This project focuses on the ways that numerical data - specifically tax data - are structured in Chinese local gazetteers. By making a survey of gazetteers across a broad spatial and temporal range, I assemble a relatively comprehensive set of figures on landholding, tax rates, and population. While fragmented among hundreds of sources, these figures are collectively both more comprehensive and more granular than those available elsewhere, at least prior to the eighteenth century.
These figures reveal interesting spatial and temporal trends, but that is not the focus of this research inquiry. Instead, I explore the epistemology of how data are structuredin Chinese gazetteers, and how they historically came to assume these structures - how the data were acquired through surveys, how they were grouped, summarized, and standardized.

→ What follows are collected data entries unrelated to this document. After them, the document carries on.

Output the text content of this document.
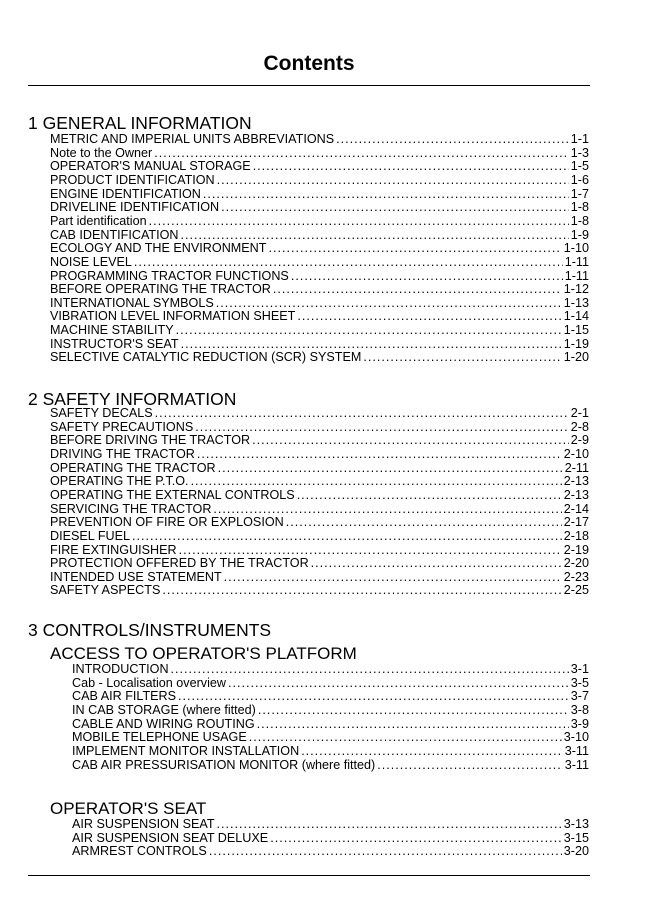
Contents
1 GENERAL INFORMATION
METRIC AND IMPERIAL UNITS ABBREVIATIONS .....	1-1
Note to the Owner .....	1-3
OPERATOR'S MANUAL STORAGE .....	1-5
PRODUCT IDENTIFICATION .....	1-6
ENGINE IDENTIFICATION .....	1-7
DRIVELINE IDENTIFICATION .....	1-8
Part identification .....	1-8
CAB IDENTIFICATION .....	1-9
ECOLOGY AND THE ENVIRONMENT .....	1-10
NOISE LEVEL .....	1-11
PROGRAMMING TRACTOR FUNCTIONS .....	1-11
BEFORE OPERATING THE TRACTOR .....	1-12
INTERNATIONAL SYMBOLS .....	1-13
VIBRATION LEVEL INFORMATION SHEET .....	1-14
MACHINE STABILITY .....	1-15
INSTRUCTOR'S SEAT .....	1-19
SELECTIVE CATALYTIC REDUCTION (SCR) SYSTEM .....	1-20
2 SAFETY INFORMATION
SAFETY DECALS .....	2-1
SAFETY PRECAUTIONS .....	2-8
BEFORE DRIVING THE TRACTOR .....	2-9
DRIVING THE TRACTOR .....	2-10
OPERATING THE TRACTOR .....	2-11
OPERATING THE P.T.O. .....	2-13
OPERATING THE EXTERNAL CONTROLS .....	2-13
SERVICING THE TRACTOR .....	2-14
PREVENTION OF FIRE OR EXPLOSION .....	2-17
DIESEL FUEL .....	2-18
FIRE EXTINGUISHER .....	2-19
PROTECTION OFFERED BY THE TRACTOR .....	2-20
INTENDED USE STATEMENT .....	2-23
SAFETY ASPECTS .....	2-25
3 CONTROLS/INSTRUMENTS
ACCESS TO OPERATOR'S PLATFORM
INTRODUCTION .....	3-1
Cab - Localisation overview .....	3-5
CAB AIR FILTERS .....	3-7
IN CAB STORAGE (where fitted) .....	3-8
CABLE AND WIRING ROUTING .....	3-9
MOBILE TELEPHONE USAGE .....	3-10
IMPLEMENT MONITOR INSTALLATION .....	3-11
CAB AIR PRESSURISATION MONITOR (where fitted) .....	3-11
OPERATOR'S SEAT
AIR SUSPENSION SEAT .....	3-13
AIR SUSPENSION SEAT DELUXE .....	3-15
ARMREST CONTROLS .....	3-20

I also consider how this history of compilation and standardization should affect our modern efforts to extract and analyze numerical data.
I find a substantial transition in the recording of land tax and labor service over the course of the late Song, Yuan, and early Ming dynasties. Tax information in late Song and early Yuan gazetteers, when presented at all, was often a hybrid of narrative description and tabular data; categories are inconsistent between regions and even between editions of the same gazetteer. This irregularity reflected the fact that the gazetteer genre was not fully established, but also that many tax policies emerged through local processes.
Categories of taxation and landholding were increasingly regularized in the mid-Yuan and early Ming, a fact that becomes evident through the clearer and more standard categories and structures for tabular data. Uniformity became even more pronounced under the Single Whip Reforms in the sixteenth century. While the consistency between sources belies the fact that figures were often copied from one edition to another, it was also the product of policies that prioritized the compilation of mutually compatible data. This serves as both an invitation and a warning: structured numerical data were developed specifically to be used for summary and comparison, but they are also products of a distinct process of surveillance and compilation.